Lowrie got to the plate 58 times in his rehab stint in the minor leagues, including 40 at Triple-A Pawtucket. He now has gotten to the plate 21 times in the major leagues since his wrist surgery. His swing still is a work in progress just the way everyone else's swing was a work in progress in mid-April. But the way he was hitting the ball right into defenders' gloves wasn't helping.
"Sometimes you just need a ball to fall in for you, and it gets you off and running," second baseman Dustin Pedroia said. "It's tough. But he's got, what, 30 at-bats so far under his belt? Everyone else has three or four hundred. It's only a matter of time until he gets back into the flow and swings the bat good."
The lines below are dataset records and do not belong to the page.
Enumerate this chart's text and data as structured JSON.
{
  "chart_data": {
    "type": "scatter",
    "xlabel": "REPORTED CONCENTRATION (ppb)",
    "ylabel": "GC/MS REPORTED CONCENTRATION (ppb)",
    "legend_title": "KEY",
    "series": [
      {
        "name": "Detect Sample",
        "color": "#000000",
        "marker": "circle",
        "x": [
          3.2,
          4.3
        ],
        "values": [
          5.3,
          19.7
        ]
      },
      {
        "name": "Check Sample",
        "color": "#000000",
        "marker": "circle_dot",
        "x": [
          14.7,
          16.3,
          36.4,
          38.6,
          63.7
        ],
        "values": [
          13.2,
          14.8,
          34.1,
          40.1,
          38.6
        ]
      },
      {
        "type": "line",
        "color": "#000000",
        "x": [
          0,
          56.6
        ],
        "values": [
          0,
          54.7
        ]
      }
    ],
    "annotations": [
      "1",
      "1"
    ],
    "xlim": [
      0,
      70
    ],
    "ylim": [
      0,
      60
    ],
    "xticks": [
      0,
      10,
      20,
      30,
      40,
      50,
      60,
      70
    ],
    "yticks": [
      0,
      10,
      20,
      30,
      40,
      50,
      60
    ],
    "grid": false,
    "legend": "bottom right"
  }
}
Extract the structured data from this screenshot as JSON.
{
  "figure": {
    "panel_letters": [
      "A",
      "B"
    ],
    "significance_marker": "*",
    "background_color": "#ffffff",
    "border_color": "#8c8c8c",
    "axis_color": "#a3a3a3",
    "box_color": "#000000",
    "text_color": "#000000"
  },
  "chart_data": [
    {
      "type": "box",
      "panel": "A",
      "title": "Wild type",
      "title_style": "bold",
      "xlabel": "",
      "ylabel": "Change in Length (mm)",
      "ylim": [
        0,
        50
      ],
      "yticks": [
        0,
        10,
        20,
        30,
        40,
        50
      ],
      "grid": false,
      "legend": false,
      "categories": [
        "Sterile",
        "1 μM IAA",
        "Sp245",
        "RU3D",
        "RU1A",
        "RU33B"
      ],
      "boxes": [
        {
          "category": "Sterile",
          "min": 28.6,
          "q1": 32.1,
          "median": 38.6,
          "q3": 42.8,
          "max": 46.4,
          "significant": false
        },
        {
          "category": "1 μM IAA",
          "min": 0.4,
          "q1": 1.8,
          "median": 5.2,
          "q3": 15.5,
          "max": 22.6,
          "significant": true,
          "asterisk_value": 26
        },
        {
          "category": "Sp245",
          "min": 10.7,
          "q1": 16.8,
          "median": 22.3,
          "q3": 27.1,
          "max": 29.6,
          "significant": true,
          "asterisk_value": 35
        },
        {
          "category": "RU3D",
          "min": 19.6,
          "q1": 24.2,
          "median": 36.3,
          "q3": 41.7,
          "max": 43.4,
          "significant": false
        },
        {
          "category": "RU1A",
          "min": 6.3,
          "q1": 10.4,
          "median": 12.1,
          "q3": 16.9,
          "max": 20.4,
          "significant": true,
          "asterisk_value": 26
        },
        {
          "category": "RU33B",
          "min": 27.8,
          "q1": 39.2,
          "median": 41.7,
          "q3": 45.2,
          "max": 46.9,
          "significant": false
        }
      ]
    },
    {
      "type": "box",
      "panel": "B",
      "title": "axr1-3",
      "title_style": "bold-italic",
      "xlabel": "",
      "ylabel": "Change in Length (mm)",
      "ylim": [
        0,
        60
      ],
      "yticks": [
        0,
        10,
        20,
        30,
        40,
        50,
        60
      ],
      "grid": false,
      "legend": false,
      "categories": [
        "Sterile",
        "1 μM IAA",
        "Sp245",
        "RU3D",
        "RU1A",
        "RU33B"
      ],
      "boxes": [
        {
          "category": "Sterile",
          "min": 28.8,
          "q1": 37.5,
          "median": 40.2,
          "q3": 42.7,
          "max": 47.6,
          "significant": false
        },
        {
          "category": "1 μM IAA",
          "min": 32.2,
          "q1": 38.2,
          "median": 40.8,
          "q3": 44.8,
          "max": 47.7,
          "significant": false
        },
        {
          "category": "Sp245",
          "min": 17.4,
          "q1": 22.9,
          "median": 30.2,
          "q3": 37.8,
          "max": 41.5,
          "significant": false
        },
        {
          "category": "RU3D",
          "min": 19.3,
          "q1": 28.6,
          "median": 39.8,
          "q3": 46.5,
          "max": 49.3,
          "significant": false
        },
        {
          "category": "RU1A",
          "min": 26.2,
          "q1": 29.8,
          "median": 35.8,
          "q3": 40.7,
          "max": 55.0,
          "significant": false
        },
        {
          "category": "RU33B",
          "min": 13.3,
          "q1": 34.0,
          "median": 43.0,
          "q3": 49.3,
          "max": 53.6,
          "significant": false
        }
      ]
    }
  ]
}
Lowrie can tell he's hit the ball hard. Everyone in the dugout can tell he's hit the ball hard. But that doesn't make it any easier to walk up to the plate and and see ".083" on the scoreboard in center field. Everyone goes 2-for-20 at some point every season -- likely American League batting champion Joe Mauer, for example, went 2-for-25 in the three games before and three games after the All-Star break.
It just looks worse when you don't have much else on the back of your baseball card other than those 20 at-bats.
"When you have 25 or 30 at-bats, every hit raises or lowers your average by 50 points or 100 points," he said. "You can get off to a great start and on your next 100 at-bats do terribly, and you're right back to where it should be. It's definitely been -- I don't want to say 'frustrating' because I've tried to stay with the approach because I've been having good at-bats. I just haven't had anything drop."
And that's why he's not about to give back Monday night's bloop double -- a hit that raised his batting average all the way to .108.
"We'll take being good or being lucky," Red Sox manager Terry Francona. "More often than not, that's not going to work. But we'll sure as hell take it."